Disposant du premier port de pêche français, Boulogne-sur-Mer veut à présent que la plaisance hisse la grand-voile. Pour que ce rêve devienne réalité la communauté d'agglomération du Boulonnais et la CCI de Boulogne-sur-Mer Côte d'Opale ont commencé par organiser, le 27mars dernier, un séminaire sur cette activité. Au programme: dresser un état des lieux de la plaisance dans le Boulonnais et s'interroger sur les perspectives de développement sur ce marché en plein essor.
Les enjeux économiques
Pour le territoire, les enjeux économiques liés au développement de la plaisance sont multiples: création d'emplois, pouvoir d'achat des plaisanciers visiteurs, image et attractivité du territoire auprès des touristes comme des entrepreneurs...
Du pain sur la planche
Avant de rejoindre les rangs des grands ports de plaisance français, Boulogne-sur-Mer a encore du pain sur la planche: aménagements, amélioration et structuration de l'existant, organisation de l'offre de services, agrandissement, etc. Beaucoup de choses restent à faire. Plusieurs chantiers sont d'ores et déjà prévus: la création d'anneaux supplémentaires, d'un port à sec ou encore l'amélioration des conditions d'accueil des plaisanciers... Boulogne devra également relever le défi de s'intégrer sans faire de vagues parmi les quatre autres ports de plaisance de la région: Étaples, Gravelines, Dunkerque et Calais. «L'intérêt de chacun des ports de plaisance en région est de ne pas parler entre eux de concurrence mais d'une complémentarité des savoir-faire», a déclaré Sylvie Logié, chef de projet du réseau plaisance pour le syndicat mixte de la Côte d'Opale. Elle ajoute: «Ces 5 ports ont des offres qui se complètent et chacun a sa spécificité. Par exemple, Étaples est un petit port: il attire surtout des plaisanciers qui veulent rester tranquilles et reçoit peu de visiteurs. Calais est quant à lui un port prisé par la clientèle britannique, mais il n'a pas de projets majeurs de développement et se heurte au passage fréquent des bateaux transmanche, etc. Chacun a vraiment sa place».
Boulogne-sur-Mer poursuit depuis peu le rêve d'un grand port de plaisance et ne lésine pas sur les moyens à déployer.
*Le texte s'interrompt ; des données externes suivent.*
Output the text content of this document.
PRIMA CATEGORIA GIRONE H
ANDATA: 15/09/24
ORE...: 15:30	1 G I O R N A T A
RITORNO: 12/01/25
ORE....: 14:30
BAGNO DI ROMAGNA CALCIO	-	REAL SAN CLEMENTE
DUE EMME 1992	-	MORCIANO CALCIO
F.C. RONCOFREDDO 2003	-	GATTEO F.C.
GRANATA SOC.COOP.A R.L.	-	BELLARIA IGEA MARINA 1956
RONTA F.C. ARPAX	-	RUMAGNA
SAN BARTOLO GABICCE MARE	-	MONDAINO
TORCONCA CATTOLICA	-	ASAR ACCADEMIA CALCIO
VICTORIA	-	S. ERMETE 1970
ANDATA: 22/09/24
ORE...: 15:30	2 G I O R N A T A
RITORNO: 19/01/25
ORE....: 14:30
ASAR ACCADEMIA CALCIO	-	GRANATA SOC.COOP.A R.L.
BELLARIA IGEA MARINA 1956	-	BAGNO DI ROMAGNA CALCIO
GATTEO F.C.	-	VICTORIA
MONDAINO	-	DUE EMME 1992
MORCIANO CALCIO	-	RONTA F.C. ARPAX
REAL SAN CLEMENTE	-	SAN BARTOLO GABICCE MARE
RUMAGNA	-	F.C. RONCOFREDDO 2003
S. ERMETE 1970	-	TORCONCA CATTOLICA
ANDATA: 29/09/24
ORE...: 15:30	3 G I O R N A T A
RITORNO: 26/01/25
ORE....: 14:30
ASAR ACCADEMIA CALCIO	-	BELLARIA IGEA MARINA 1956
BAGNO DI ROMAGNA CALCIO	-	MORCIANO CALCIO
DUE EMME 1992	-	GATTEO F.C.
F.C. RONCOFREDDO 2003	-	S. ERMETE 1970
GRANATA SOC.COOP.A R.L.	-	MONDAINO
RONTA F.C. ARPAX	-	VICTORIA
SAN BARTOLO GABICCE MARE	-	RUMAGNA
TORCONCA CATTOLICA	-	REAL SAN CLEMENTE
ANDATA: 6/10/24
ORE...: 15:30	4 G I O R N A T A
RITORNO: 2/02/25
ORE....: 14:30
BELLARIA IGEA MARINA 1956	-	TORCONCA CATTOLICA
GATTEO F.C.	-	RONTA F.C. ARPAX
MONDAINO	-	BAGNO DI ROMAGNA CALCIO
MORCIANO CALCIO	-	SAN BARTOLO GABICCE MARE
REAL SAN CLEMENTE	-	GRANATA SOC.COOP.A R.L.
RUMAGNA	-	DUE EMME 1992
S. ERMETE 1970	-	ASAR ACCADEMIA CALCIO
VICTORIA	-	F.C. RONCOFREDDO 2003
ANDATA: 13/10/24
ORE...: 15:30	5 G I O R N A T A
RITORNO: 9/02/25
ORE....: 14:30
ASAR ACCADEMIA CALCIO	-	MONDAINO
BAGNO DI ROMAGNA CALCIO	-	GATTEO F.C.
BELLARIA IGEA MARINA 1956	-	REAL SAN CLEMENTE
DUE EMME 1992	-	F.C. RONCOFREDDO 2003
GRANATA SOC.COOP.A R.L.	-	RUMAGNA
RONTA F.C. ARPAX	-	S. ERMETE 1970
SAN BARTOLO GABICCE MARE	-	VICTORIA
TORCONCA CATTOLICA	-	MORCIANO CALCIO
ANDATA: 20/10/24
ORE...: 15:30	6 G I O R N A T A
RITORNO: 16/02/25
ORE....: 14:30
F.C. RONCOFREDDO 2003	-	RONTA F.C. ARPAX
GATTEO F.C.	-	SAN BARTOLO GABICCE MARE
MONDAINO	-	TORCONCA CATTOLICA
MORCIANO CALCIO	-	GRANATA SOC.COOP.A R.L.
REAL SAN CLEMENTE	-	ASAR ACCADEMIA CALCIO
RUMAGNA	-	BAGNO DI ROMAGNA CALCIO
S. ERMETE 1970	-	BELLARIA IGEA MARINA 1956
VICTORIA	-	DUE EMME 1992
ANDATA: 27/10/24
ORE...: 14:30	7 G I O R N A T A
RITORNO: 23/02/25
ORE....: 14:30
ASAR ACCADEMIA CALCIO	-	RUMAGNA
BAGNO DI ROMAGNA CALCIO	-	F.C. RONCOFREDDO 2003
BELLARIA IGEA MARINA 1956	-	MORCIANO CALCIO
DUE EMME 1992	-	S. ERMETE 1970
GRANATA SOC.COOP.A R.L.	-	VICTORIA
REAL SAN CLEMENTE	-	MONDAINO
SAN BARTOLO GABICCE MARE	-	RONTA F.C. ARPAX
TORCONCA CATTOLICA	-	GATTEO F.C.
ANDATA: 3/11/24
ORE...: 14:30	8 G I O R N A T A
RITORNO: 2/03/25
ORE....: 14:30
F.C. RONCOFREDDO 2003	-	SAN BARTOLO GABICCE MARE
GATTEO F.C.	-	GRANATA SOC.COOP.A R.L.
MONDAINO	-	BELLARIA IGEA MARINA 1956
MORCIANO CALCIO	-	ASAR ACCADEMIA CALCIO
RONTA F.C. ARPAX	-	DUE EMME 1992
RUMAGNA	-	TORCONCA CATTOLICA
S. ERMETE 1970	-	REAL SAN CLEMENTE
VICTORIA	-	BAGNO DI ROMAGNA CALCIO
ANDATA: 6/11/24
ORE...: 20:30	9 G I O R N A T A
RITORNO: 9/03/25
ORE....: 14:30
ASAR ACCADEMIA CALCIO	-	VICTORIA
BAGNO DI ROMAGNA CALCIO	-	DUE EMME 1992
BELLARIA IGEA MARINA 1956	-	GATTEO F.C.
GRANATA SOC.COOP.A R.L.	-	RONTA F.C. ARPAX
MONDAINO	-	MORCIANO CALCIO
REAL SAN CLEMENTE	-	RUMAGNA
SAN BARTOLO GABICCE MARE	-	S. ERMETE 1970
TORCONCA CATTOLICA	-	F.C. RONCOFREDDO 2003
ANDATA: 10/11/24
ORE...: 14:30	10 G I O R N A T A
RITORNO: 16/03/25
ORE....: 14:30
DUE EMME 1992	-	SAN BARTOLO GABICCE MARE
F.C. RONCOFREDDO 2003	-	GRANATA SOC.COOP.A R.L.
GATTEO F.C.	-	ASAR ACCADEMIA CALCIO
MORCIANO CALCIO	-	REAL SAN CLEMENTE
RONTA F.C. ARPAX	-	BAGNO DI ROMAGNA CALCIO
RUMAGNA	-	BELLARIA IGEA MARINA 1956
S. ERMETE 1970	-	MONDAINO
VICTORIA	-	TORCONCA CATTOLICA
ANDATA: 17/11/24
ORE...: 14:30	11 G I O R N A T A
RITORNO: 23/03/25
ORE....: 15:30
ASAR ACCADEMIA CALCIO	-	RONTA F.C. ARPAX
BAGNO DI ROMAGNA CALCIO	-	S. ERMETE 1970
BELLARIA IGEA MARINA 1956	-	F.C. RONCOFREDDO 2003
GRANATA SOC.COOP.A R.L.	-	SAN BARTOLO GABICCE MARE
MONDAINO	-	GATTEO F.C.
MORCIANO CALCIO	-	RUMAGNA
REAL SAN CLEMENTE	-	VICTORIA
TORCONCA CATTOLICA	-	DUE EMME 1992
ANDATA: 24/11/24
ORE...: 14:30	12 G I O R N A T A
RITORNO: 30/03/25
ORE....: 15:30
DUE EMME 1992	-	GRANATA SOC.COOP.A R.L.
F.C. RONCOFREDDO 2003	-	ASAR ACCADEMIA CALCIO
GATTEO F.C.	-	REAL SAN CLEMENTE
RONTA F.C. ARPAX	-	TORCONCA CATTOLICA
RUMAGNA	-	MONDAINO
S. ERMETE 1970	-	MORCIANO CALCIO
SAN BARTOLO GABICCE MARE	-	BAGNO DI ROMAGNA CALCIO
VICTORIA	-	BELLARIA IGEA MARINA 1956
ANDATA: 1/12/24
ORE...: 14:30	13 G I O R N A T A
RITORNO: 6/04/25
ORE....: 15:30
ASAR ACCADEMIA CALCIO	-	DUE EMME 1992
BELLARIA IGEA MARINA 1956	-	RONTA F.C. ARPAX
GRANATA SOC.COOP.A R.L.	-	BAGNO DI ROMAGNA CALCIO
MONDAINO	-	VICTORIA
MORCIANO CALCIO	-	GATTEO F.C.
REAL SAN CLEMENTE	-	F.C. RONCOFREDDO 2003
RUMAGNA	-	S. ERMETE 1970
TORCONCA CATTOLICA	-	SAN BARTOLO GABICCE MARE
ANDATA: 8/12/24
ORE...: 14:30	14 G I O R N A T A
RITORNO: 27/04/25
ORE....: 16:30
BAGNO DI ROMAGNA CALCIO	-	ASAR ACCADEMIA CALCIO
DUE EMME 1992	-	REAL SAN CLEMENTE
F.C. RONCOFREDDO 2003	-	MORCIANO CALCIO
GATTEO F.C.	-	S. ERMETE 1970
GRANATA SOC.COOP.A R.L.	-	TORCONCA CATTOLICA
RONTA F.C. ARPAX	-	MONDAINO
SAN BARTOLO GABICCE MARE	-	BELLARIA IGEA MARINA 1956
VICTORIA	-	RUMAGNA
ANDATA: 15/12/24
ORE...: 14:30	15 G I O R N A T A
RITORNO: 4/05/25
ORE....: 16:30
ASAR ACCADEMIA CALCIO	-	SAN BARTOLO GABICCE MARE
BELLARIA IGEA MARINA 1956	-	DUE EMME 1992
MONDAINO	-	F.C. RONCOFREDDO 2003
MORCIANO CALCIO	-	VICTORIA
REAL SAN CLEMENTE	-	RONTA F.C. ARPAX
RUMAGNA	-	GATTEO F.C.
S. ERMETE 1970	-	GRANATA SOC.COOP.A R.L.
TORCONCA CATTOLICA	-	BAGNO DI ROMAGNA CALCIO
Un séminaire organisé fin mars par la CCIBCO et la communauté d'agglomération du Boulonnais a permis de faire un point sur l'existant (forces/faiblesses, données chiffrées...) avant de présenter rapidement quelques chantiers à venir. Une réflexion a également été menée sur le positionnement qu'adoptera ce port face aux 4 autres que compte la région, avec une stratégie de mise: celle de la complémentarité plutôt que la concurrence.